Furthermore, gain control in the various analog stages may be further limited due to the presence of a plurality of analog cells. For example, if sufficient manufacturing or operating variations are present, there may be poor gain stability among the cells, due to temperature, process or power supply variations, so that fine tracking of the gain among the stages may be difficult to obtain for all operating conditions. Other problems may be present as well. Thus, it would be advantageous to implement a digital control of gain in the analog cells, in which the digital gain control of analog stages may provide a smaller incremental step in adjusting the gain.
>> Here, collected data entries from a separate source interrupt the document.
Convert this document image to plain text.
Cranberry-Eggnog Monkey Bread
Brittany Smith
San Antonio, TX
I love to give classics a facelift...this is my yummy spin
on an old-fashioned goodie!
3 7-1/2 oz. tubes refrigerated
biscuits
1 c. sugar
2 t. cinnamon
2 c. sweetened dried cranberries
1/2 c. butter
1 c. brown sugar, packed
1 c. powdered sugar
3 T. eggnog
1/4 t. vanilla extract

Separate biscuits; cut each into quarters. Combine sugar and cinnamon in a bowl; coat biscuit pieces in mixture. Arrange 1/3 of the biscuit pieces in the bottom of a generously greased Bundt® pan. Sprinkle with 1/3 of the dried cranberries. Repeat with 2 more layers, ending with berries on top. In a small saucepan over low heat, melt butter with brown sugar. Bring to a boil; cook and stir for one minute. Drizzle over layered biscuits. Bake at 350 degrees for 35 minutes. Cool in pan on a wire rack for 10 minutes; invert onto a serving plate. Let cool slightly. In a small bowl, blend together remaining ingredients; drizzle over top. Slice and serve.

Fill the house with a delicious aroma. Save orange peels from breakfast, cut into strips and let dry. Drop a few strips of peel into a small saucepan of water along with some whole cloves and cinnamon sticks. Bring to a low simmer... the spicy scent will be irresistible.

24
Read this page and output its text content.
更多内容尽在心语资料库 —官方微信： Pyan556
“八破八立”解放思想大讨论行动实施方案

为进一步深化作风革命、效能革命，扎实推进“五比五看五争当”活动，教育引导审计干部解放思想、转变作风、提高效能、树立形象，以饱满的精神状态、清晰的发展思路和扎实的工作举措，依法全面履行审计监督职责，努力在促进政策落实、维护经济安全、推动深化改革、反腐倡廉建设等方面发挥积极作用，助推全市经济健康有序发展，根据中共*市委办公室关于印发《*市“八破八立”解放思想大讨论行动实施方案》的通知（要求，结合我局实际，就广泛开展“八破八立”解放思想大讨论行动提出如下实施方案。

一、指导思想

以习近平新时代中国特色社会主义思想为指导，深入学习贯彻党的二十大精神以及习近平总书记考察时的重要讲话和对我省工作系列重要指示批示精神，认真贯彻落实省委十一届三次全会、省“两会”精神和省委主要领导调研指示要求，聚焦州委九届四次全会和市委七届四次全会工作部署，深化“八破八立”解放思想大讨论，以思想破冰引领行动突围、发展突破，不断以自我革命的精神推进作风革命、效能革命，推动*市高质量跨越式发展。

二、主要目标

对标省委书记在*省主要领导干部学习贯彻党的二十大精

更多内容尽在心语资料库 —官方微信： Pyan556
Therefore, a need exists for a technique to use the existing analog gain adjustment circuitry, but to provide a digital gain control that allows for a finer granularity in adjusting the gain for improved performance. With the implementation of the digital gain adjustment, a calibration scheme may also be implemented to use the finer digital gain adjustment to compensate for variations in the analog gain values at one or more of the analog gain steps.